Almanya’da 1200 euro ortalaması asgari ücretin, kiralar ne kadar? Bin euroya AB ülkelerinde kiralık ev bulabilir misiniz? Bir oda, dün bizim bir arkadaşımızın çocuğu gitti ortak paylaştığı bir alan ama birer odayı 1500 euroya kiraladılar. Neden bahsediyorsunuz? Bu bize satın alma gücü gibi bir kavramı getiriyor. Satın alma gücü paritesi dediğimiz şey budur. Biz bunları yaparak değerlendirdik. Uluslararası kuruluşların hesaplarına göre Türkiye’de açlık sınırı 3600 lira ile 4000 lira arasındadır. Yoksulluk sınırı da bu bahsettiğim kuruluşların hesaplamalarına göre benim geçtiğimiz günlerde baktığım rakamlar 9 bin liraydı. 1 ailenin geliri 9 bin liranın altındaysa 3600’ün altındaysa bu rakamları ciddiye alabiliriz. Bu 6 bin lira yoksulluk sınırı çeşitli sendikaların araştırmalarıdır. Bunları da anlamsız bulmuyorum. Onlar da kamuoyunda pazarlık yapmak için ücretlerini artırıyorlar. Bu da onlar açısından anlamlıdır. Yoksulluk sınırını 20 bin lira demişler bu komik oluyor. Yoksulluk sınırı 20 bin lira ise Türkiye’de herkes yoksuldur. Türkiye 5500 lira asgari ücreti tayin ederken birçok toplu sözleşmenin üzerinde bir asgari ücreti belirlemiştir. Ülkemizin çeşitli yerlerinde atölyelerde sevinçle karşılanmıştır.
“ENFLASYON İNİŞE GEÇMEZSE İLAVE MÜDAHALELER YAPACAĞIZ”
Bizim tahminimiz yapılan hesaplamalar, bugün zirveyi buldu ama bundan sonra enflasyonun kontrol altına alındığını sayın bakan söyledi.
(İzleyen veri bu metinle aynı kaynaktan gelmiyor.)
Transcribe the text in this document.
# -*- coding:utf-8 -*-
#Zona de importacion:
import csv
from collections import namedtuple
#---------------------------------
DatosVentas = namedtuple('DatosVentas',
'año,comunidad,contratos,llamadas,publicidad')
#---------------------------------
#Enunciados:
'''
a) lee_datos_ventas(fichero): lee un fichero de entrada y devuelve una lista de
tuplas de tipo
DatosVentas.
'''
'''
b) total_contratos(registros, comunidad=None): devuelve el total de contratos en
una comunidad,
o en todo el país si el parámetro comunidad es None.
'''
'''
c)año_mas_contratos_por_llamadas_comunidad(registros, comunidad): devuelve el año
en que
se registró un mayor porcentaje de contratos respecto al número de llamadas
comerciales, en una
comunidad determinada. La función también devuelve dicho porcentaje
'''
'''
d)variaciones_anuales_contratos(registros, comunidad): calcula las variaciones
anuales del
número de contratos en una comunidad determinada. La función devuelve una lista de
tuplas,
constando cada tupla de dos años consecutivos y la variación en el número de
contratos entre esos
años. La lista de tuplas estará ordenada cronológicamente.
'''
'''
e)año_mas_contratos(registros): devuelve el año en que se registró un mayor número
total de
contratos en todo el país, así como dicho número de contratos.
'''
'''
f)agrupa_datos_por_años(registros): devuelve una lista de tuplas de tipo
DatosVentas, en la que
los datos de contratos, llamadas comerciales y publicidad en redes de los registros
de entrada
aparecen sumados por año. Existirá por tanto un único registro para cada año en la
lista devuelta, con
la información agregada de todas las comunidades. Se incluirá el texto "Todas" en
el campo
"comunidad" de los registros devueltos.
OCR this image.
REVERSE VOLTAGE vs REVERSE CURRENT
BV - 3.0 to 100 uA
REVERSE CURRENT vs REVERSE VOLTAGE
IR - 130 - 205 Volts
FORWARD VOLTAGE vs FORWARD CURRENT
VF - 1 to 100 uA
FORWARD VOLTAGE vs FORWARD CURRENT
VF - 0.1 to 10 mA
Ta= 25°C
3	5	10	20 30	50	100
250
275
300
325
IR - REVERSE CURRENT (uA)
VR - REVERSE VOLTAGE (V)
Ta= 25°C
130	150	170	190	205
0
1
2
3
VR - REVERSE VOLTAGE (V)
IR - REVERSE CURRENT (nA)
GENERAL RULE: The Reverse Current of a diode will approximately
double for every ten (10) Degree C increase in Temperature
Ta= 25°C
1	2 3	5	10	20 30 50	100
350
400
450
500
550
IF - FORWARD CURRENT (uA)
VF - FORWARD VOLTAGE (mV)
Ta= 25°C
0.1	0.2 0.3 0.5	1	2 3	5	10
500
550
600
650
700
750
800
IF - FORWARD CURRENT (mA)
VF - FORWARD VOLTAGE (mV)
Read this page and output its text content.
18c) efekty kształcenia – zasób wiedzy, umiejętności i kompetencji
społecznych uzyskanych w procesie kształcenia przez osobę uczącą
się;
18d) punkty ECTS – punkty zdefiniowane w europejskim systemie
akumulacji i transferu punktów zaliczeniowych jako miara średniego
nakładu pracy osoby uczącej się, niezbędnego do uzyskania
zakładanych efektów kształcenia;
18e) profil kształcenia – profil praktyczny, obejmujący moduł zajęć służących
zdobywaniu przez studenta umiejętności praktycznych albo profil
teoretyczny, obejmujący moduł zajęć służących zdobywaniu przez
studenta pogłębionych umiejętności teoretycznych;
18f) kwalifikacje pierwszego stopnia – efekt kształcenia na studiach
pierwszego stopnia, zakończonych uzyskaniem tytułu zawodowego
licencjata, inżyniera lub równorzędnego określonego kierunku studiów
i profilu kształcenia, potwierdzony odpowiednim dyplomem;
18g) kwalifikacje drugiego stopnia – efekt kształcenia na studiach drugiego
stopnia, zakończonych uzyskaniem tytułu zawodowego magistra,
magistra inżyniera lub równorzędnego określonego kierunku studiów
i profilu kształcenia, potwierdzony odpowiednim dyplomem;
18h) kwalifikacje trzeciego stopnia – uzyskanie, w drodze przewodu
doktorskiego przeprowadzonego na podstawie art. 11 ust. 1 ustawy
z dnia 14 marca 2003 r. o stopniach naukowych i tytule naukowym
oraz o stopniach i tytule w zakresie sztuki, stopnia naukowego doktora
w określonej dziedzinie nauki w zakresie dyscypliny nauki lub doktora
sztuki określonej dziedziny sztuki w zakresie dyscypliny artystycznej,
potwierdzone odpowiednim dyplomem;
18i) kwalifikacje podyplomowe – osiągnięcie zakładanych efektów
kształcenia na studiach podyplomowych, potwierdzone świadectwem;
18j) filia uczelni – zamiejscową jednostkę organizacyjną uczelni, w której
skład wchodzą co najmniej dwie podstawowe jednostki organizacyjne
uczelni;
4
Aralık ayından itibaren enflasyonun inişe geçeceğini Türkiye’nin daha iyi yere geleceğini söyledi. Diyelim ki tersi olduğu çalışanlarımızı koruyacak ilave müdahaleler yapacağız. Birde 3 ayda bir yapalım, hatta ayda bir yapalım diyenler var. İktisadi olaylarda Türkiye’nin enflasyonu büyük ölçüde talep ölçülü değildir. Esas belirleyici olan dövizdeki artış ve enerji fiyatlarının artmasıdır. Dövize bir ülkede talep olmazsa dövize talep artmaz ama ana sebep budur. İkincisi enerji fiyatlarının artmasıdır. Türkiye doğal gazı petrolü kendi kaynaklarıyla üretseydi tablo ne kadar değişirdi. Bizim enerji kaynaklarına verdiğimiz para 48 milyar. Bu sene ne kadar vereceğiz 53 milyar dolar vereceğiz. 55 milyar dolara yakın bir artış var. 55 milyar dolar çok önemli bir rakamdır. Türkiye altından kalkacak bir ülkedir. Döviz fiyatlarındaki dalgalanmanın nedeni dövize olan taleptir. Onu ikame edecek yatırım araçlarının piyasaya sunulması lazım. Bankaların onu ikame edecek araçları olması lazım. Ama bunların adım adım yapıldığı bir süreçten geçiyoruz.”